I recently updated our cluster to Vmware Esxi 7.0 Update 3.
A couple of days later the virtual machine started to freeze randomly.
No message is shown on the screen. In vm events I see this messages:
In(05) vcpu-0 - NVME-VMM: Controller level reset via CC.EN bit transition on nvme0
In(05) vcpu-0 - NVME-CORE: Doing a partial reset of controller regs and queues.
In(05) vcpu-1 - NVME-VMK: nvme0:0: Ignoring completions [ignoreCmp=0].
In(05) vcpu-8 - NVME-VMM: Unexpected CQ#8 doorbell write: prevHead=46, newHead=47, size=256, inflight=0
In(05) vcpu-0 - Vix: [vmxCommands.c:7182]: VMAutomation_HandleCLIHLTEvent. Do nothing.
In(05) vcpu-0 - MsgHint: msg.monitorevent.halt
In(05)+ vcpu-0 - The CPU has been disabled by the guest operating system.

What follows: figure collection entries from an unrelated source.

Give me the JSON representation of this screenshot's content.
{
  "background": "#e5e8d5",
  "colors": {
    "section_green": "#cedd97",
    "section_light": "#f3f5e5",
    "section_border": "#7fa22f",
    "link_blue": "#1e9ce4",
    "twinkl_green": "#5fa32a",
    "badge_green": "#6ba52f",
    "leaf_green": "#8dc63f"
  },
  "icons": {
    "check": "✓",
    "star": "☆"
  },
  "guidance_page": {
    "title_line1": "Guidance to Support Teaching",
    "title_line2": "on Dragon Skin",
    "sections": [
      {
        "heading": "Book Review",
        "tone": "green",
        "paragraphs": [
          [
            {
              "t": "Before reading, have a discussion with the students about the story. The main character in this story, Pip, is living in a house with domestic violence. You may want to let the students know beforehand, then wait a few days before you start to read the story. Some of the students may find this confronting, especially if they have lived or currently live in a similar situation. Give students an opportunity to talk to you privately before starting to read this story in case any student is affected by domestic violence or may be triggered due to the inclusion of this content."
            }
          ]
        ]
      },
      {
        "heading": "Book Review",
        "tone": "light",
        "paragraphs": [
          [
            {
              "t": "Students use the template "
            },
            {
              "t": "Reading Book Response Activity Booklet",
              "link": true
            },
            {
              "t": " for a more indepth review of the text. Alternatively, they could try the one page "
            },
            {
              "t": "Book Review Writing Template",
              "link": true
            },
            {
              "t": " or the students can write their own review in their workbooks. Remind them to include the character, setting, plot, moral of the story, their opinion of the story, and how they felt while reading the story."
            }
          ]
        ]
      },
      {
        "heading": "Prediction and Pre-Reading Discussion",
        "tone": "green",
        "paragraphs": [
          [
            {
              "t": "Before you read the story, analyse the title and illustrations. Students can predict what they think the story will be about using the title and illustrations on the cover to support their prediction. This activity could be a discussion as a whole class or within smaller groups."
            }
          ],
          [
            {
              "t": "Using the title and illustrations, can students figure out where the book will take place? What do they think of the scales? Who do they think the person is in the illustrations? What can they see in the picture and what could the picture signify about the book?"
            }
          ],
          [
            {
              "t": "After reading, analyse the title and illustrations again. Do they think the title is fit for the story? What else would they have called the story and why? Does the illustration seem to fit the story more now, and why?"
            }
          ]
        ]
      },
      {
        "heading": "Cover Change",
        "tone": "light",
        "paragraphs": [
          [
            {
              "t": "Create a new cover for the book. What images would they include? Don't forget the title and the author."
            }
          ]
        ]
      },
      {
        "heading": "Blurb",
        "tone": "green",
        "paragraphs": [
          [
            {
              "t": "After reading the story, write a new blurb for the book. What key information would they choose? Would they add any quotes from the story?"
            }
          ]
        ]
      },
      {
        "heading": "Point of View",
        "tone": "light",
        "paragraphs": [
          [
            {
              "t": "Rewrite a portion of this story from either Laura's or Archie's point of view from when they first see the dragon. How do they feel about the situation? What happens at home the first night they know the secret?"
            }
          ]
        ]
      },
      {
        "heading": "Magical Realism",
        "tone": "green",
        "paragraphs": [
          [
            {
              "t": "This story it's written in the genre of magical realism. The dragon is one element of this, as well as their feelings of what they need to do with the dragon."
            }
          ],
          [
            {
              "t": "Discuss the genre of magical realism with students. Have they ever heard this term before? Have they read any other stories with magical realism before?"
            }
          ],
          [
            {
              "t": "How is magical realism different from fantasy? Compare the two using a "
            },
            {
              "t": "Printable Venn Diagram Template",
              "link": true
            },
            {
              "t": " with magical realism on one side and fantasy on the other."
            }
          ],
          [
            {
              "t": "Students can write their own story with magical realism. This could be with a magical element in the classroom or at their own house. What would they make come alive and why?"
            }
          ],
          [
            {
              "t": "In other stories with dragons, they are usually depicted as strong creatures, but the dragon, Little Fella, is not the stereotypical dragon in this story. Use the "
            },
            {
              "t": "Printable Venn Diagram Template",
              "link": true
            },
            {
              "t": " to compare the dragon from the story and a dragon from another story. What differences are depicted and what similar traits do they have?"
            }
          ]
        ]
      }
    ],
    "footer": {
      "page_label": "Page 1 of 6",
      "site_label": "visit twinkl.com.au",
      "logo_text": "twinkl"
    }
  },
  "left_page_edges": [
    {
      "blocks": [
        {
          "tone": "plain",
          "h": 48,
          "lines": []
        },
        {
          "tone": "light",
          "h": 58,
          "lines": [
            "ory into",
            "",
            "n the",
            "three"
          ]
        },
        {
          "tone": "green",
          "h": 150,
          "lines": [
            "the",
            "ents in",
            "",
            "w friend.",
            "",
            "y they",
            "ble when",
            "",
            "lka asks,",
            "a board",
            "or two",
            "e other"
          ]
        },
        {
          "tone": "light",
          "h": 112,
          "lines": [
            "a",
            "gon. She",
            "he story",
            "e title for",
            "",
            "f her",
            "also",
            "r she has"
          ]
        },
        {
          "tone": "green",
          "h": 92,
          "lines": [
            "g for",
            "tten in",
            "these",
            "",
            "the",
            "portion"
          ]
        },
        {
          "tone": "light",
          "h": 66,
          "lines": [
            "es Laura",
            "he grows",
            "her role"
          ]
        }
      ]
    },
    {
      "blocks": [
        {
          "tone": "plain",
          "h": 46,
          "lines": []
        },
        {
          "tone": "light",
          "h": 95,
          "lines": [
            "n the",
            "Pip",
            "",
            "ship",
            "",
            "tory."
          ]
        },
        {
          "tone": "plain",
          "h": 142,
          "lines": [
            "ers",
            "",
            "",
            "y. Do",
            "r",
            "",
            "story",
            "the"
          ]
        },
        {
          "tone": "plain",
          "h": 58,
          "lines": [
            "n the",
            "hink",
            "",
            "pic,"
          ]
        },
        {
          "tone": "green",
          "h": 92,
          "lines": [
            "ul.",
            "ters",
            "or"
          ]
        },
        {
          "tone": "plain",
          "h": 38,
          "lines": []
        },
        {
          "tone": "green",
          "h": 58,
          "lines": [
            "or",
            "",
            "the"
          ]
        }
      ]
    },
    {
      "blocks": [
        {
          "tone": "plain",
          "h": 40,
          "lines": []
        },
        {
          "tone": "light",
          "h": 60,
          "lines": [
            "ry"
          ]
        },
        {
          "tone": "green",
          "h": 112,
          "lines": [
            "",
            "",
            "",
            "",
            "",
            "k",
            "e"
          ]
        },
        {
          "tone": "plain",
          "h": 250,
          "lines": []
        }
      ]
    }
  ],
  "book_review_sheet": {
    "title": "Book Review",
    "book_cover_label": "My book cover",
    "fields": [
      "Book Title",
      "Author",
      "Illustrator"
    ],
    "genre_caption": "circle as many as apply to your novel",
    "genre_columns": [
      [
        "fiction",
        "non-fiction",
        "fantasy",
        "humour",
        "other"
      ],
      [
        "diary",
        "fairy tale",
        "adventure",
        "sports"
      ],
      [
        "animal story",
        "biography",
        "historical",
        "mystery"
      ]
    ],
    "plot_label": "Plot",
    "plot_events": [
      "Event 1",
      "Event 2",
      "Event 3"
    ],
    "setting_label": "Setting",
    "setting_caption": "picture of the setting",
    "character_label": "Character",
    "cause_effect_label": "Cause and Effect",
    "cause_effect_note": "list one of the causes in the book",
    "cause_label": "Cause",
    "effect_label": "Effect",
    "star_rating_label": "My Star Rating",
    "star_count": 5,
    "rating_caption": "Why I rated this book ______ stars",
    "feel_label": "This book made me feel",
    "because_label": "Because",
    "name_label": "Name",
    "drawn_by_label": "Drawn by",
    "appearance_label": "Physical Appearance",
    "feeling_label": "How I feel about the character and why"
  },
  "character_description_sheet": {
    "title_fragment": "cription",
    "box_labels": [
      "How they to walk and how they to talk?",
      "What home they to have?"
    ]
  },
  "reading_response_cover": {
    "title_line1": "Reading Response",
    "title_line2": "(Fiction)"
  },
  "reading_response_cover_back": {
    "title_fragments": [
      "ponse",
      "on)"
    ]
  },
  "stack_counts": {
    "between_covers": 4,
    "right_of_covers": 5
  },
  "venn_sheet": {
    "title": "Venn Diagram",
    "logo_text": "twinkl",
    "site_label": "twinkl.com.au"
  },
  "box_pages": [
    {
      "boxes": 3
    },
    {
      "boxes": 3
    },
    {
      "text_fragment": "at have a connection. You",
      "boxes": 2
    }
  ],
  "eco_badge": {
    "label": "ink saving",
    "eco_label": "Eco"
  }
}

Power off or reset the virtual machine.
In the virtual machine I don't see any errors reported.
Except for this pops up at around the time the machine locks up.
kernel: [28667.084637] nvme nvme0: I/O 197 QID 14 timeout, aborting
kernel: [28667.084716] nvme nvme0: Abort status: 0x0
kernel: [28697.292556] nvme nvme0: I/O 197 QID 14 timeout, reset controller
kernel: [28697.356676] nvme nvme0: 15/0/0 default/read/poll queues
The virtual machine is configured with a nvme controller and a virtual disk is placed on a volume mapped to nvme storage over nvme over fibre channel.
After downgrading the Esxi version back to 7.0 Update 2d the issues are gone.
Vmware tells me it could be related to a kernel bug.
What could be the issue?